One of Milo’s lieutenant perks, negotiated years ago in a trade-off deal with a criminally vulnerable former chief of police, is his own space, separate from the big detective room. Another’s the ability to continue working cases, rather than push paper like most lieutenants do. The new chief could’ve abrogated the deal but he was smart enough to check out Milo’s solve stats and though he amuses himself with chronic abuse of “Mr. So-Called Hotshot” he doesn’t fix what isn’t broken.

The downside is a windowless work space the size of a closet. Milo is long-limbed and bulky and when he stretches he often touches plaster. When he’s in a certain mood the place has the feel of an old-fashioned zoo cage, one of those claustrophobic confinements utilized before people started thinking of animals as having souls.

He sank down into his desk chair, setting off a tirade of squeaks, read the list, passed it over.

Holly Ruche’s dream abode was a thirty-one-hundred-square-foot single-family residence situated in what was then the Monte Mar-Vista Tract, completed on January 5, 1927, and sold three months later to Mr. and Mrs. Jacob Thornton. After ten years, possession passed to the Thorntons’ daughter, Marjorie, who unloaded the property thirteen months later to Dr. and Mrs. Malcolm Crowell Larner.

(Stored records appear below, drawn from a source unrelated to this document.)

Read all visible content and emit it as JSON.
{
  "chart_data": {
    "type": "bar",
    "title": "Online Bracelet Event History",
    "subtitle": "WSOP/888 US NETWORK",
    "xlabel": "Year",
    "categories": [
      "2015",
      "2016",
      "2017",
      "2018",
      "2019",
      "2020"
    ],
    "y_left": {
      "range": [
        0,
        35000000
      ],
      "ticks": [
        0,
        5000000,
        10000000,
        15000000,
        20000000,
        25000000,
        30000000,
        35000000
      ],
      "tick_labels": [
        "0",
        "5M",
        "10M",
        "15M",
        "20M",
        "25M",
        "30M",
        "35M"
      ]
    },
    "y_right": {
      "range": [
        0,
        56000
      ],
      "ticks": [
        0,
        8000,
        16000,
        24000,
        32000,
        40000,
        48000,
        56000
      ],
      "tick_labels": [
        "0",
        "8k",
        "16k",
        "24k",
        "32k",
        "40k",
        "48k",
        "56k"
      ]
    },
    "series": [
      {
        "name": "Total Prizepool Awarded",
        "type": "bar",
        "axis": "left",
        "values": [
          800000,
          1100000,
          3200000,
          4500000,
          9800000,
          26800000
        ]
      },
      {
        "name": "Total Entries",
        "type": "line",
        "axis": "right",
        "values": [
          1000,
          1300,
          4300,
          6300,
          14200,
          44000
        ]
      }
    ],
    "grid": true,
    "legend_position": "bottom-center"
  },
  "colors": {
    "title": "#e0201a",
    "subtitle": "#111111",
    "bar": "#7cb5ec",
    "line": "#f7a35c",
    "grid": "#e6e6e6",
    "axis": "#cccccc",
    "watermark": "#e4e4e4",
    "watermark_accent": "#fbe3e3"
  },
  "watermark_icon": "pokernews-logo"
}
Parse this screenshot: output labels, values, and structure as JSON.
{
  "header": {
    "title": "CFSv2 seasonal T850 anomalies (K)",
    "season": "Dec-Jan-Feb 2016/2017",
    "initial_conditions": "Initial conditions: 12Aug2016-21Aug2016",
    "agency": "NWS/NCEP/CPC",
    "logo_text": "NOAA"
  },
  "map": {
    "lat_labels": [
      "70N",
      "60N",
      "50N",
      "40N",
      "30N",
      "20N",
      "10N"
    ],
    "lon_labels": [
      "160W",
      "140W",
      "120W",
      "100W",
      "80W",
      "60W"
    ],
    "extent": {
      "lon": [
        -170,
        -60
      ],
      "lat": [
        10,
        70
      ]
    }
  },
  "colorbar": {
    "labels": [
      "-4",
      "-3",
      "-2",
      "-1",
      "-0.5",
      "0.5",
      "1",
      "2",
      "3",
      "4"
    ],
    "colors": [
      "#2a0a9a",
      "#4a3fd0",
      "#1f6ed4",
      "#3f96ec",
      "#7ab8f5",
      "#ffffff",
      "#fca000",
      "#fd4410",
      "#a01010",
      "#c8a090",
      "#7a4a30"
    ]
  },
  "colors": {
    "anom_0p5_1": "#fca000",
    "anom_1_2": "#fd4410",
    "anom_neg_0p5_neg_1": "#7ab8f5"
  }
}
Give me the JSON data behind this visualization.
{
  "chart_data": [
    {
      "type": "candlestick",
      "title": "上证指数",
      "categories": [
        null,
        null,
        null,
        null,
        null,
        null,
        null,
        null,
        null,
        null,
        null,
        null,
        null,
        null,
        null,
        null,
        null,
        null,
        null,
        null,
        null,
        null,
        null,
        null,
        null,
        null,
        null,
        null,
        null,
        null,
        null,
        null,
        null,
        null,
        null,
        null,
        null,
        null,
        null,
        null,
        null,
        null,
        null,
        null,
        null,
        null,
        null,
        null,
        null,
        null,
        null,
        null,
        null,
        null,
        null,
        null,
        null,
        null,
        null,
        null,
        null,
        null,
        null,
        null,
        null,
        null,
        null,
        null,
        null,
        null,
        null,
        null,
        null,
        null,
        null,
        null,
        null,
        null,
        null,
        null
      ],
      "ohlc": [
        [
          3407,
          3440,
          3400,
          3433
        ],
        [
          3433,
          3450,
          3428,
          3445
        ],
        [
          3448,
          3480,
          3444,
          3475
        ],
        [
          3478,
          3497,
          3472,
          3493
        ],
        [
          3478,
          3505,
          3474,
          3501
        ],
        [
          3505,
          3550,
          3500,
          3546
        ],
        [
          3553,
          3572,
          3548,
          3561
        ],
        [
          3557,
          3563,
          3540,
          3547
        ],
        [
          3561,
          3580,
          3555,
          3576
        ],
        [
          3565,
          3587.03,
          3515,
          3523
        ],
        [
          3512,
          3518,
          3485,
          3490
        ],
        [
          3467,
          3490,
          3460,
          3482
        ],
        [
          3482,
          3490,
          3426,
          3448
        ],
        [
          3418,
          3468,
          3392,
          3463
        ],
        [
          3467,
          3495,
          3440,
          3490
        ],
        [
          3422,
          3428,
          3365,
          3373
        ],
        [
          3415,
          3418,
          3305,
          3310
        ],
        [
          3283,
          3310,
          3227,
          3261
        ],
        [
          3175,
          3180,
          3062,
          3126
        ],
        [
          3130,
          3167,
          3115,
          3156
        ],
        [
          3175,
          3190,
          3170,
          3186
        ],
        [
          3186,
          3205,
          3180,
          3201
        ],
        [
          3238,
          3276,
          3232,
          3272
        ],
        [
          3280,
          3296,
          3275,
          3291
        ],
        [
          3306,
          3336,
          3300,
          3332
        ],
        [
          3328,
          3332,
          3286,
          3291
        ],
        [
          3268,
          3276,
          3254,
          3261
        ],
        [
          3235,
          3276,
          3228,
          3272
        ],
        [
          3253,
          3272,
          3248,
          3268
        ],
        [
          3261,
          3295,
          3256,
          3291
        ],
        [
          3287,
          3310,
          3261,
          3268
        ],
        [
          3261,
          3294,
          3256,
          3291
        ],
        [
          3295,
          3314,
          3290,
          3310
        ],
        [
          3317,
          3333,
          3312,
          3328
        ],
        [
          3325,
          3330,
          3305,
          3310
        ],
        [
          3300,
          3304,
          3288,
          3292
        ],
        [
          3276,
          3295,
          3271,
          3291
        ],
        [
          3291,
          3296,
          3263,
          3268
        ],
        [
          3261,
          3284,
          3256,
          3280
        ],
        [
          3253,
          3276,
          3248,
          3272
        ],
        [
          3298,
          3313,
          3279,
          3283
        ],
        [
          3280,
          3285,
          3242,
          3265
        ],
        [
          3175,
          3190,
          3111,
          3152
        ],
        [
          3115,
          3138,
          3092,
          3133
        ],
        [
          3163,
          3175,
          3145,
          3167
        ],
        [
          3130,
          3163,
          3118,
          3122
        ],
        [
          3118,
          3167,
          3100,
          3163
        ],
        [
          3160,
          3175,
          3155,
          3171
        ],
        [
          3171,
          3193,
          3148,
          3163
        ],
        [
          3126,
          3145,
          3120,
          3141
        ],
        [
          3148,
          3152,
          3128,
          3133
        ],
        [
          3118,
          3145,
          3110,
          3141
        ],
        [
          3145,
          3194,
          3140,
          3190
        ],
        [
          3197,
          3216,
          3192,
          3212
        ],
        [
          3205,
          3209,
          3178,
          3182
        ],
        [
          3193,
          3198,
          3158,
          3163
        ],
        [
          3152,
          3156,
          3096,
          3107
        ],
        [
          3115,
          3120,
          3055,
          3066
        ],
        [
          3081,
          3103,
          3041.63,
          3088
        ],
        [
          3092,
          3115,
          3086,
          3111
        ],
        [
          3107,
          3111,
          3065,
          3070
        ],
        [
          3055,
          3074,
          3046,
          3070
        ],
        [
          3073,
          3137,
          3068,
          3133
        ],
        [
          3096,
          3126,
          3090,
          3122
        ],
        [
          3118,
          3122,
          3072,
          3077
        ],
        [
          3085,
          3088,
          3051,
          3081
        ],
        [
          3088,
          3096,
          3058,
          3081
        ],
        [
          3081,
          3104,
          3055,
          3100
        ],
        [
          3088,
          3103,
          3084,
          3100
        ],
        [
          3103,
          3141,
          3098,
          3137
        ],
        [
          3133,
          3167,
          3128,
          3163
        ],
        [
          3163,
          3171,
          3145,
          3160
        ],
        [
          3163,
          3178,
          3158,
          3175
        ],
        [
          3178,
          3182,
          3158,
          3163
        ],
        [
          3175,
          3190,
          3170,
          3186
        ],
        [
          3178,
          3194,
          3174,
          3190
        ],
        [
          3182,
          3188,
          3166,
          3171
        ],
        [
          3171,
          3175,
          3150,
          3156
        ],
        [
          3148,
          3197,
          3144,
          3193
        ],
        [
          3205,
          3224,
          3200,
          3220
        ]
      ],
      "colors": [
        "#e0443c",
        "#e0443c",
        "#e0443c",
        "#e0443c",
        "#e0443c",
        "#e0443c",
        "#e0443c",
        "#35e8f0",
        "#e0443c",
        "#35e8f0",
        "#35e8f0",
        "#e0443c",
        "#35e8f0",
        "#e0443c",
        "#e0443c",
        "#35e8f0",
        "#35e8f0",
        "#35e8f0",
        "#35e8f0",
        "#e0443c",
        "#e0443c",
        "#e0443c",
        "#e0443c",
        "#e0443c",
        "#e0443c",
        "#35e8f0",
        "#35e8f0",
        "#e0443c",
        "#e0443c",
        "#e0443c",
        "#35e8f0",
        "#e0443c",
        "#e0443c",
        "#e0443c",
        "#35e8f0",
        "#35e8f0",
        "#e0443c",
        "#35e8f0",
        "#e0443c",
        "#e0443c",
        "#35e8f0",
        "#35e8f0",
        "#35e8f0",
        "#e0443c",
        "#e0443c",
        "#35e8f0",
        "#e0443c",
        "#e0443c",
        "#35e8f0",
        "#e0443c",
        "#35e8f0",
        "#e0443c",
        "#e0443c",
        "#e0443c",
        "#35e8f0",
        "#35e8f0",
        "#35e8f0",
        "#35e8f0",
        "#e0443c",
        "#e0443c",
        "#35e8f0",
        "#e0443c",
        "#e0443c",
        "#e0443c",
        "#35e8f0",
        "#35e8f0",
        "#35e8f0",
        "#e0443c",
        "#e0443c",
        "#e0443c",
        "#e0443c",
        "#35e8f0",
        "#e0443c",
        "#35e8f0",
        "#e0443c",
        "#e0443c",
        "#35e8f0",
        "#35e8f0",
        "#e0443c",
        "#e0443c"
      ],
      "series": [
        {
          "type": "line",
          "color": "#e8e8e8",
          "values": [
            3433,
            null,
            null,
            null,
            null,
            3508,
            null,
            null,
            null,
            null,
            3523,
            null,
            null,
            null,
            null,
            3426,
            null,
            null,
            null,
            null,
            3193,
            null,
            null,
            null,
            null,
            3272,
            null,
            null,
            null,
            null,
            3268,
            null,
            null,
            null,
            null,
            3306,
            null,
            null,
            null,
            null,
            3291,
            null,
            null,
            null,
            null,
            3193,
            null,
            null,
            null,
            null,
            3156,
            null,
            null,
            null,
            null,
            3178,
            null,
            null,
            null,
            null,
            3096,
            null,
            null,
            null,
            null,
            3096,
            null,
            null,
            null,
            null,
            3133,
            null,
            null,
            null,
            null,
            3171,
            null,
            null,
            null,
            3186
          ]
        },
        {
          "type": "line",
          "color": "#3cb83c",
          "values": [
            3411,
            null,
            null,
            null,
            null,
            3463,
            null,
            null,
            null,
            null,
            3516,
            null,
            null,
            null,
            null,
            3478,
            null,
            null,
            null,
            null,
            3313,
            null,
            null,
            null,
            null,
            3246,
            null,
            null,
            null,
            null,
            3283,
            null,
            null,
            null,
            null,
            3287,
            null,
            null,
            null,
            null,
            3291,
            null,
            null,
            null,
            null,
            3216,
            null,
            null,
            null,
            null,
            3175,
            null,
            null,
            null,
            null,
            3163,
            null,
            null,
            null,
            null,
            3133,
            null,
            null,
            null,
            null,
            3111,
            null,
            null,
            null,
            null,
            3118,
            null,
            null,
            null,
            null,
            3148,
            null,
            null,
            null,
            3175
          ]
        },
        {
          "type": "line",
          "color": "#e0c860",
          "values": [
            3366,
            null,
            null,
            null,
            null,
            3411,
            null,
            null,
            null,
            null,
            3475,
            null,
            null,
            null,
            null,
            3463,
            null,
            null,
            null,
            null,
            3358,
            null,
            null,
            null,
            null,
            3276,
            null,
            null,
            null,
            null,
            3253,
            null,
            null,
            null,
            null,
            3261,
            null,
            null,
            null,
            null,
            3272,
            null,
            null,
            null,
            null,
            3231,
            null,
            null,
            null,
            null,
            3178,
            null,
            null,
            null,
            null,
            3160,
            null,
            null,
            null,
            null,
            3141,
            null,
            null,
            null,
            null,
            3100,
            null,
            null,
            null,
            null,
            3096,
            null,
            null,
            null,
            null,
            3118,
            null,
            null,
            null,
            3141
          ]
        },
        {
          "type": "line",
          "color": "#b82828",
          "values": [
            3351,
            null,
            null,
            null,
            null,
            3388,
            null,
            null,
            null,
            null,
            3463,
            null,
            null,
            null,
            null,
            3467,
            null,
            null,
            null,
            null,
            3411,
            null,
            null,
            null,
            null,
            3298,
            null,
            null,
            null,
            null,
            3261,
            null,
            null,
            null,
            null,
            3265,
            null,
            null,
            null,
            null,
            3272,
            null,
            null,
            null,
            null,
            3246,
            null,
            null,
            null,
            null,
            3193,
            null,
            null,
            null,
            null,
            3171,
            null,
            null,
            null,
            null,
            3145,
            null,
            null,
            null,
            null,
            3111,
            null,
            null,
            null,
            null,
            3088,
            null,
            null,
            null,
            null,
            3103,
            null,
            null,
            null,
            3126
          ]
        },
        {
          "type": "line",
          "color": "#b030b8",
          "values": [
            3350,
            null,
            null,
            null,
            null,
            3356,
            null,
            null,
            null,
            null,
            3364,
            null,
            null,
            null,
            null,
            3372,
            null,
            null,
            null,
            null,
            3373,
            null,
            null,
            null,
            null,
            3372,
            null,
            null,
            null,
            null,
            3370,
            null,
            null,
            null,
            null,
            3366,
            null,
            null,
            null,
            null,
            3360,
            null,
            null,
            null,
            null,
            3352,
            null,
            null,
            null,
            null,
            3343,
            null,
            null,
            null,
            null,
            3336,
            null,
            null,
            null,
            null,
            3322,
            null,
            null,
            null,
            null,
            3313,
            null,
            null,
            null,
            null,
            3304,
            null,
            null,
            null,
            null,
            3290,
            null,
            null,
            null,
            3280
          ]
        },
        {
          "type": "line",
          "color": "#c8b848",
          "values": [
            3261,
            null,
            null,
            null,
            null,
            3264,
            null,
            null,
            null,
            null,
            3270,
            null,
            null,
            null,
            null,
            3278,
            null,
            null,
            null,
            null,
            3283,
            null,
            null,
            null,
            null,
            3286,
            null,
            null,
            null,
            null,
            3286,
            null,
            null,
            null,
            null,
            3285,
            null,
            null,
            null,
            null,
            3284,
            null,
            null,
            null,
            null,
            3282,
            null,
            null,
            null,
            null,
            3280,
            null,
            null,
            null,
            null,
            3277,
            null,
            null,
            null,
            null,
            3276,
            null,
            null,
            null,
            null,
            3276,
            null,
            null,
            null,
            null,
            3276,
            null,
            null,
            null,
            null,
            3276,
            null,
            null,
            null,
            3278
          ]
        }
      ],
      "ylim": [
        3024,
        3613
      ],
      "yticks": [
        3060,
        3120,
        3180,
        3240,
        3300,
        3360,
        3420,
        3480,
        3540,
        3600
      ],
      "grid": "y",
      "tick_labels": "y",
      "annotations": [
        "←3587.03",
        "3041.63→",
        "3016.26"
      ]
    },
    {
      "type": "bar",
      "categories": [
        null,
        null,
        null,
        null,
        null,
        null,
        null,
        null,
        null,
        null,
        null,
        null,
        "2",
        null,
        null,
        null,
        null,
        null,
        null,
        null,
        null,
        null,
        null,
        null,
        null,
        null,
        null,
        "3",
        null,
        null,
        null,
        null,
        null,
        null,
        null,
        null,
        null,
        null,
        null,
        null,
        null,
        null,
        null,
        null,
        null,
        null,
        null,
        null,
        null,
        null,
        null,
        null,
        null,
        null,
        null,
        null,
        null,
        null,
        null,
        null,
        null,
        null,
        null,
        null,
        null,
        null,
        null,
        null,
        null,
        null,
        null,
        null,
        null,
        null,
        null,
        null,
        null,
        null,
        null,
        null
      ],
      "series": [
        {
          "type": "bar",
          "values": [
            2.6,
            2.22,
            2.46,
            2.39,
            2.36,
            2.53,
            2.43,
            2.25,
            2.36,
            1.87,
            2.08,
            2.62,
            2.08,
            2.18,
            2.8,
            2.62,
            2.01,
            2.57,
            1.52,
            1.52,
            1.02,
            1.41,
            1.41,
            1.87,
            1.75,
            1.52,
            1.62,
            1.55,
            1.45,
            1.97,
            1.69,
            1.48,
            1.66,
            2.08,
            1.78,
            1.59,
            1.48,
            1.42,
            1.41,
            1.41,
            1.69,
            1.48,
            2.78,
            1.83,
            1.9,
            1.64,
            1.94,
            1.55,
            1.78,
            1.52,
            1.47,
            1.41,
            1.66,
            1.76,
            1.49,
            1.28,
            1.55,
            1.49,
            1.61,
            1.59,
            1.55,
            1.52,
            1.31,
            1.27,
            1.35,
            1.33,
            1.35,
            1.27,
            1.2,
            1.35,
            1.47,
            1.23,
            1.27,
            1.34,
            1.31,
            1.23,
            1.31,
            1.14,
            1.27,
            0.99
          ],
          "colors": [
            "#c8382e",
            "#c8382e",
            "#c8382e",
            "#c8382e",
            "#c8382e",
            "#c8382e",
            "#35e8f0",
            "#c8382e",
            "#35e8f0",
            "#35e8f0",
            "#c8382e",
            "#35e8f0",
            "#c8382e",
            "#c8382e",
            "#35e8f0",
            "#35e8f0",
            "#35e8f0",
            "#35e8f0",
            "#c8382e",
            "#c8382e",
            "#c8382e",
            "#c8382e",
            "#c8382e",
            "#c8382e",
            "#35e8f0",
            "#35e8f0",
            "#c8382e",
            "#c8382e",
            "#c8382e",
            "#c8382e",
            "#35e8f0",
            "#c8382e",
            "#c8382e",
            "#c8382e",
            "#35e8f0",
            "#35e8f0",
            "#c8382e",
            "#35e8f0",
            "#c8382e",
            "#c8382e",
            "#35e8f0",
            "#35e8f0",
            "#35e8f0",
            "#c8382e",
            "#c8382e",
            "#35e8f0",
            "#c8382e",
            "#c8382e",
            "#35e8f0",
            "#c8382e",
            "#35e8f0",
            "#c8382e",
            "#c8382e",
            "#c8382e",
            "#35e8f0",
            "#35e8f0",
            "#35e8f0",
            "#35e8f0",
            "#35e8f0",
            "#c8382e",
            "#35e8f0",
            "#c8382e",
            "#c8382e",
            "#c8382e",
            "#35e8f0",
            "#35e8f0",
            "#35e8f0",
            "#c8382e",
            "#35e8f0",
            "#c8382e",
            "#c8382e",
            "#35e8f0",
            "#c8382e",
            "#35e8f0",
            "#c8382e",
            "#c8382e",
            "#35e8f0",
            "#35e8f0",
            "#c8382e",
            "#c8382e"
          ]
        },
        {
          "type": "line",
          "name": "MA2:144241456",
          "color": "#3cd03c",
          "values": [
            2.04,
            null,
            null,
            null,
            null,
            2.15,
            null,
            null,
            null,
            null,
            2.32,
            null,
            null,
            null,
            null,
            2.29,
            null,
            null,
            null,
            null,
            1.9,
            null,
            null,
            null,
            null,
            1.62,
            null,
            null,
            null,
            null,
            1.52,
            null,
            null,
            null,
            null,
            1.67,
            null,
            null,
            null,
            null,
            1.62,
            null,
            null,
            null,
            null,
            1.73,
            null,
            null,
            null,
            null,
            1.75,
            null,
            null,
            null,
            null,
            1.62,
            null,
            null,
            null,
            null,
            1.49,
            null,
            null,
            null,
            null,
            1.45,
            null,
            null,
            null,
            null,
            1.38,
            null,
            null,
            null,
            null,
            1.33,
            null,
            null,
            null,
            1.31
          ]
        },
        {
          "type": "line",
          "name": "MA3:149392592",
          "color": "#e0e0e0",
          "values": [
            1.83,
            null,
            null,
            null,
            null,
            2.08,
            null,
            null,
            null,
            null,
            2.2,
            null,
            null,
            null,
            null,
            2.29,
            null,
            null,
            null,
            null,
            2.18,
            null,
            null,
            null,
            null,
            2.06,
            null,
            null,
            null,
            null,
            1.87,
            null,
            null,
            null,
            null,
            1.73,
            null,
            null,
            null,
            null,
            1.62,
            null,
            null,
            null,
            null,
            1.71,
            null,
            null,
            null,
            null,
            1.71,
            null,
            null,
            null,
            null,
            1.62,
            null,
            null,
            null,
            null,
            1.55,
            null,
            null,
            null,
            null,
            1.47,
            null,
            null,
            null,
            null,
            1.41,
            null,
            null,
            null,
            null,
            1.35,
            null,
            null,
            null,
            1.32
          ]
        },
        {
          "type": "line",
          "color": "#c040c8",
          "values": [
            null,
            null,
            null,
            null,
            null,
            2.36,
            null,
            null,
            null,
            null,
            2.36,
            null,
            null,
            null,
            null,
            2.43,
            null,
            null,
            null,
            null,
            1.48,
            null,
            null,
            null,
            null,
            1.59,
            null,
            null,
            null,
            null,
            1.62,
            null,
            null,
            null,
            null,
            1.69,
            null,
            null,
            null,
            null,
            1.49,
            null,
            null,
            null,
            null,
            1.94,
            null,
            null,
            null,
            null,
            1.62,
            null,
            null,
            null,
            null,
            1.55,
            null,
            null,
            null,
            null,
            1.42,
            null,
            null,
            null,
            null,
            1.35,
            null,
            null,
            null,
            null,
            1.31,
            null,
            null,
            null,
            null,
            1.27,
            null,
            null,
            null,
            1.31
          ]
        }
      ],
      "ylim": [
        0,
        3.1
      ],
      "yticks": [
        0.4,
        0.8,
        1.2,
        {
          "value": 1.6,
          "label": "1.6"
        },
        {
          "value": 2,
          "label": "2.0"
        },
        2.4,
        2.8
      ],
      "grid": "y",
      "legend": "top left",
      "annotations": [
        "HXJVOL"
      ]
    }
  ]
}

The Larners lived there until 1943, when the deed was transferred to Dr. and Mrs. George J. Del Rios. The Del Rioses resided at the property until 1955, after which possession shifted to the Del Rios Family Trust. In 1961, ownership passed to the Robert and Alice Hannah Family Trust and in ’74 Alice Hannah, newly widowed, took sole possession, a status that had endured until sixty days ago when her heirs sold to Mr. and Mrs. Matthew Ruche.

Initial purchase price: forty-eight hundred dollars. Holly and Matt had gotten a recession bargain at nine hundred forty thousand dollars, with a down payment of a hundred seventy-five thousand and the remainder financed by a low-interest loan.

Milo jabbed the list twice. “Dr. Larner to Dr. Del Rios. The time frame works, that box came from a hospital, and a shady white-coat fits with swiping medical equipment for personal use.”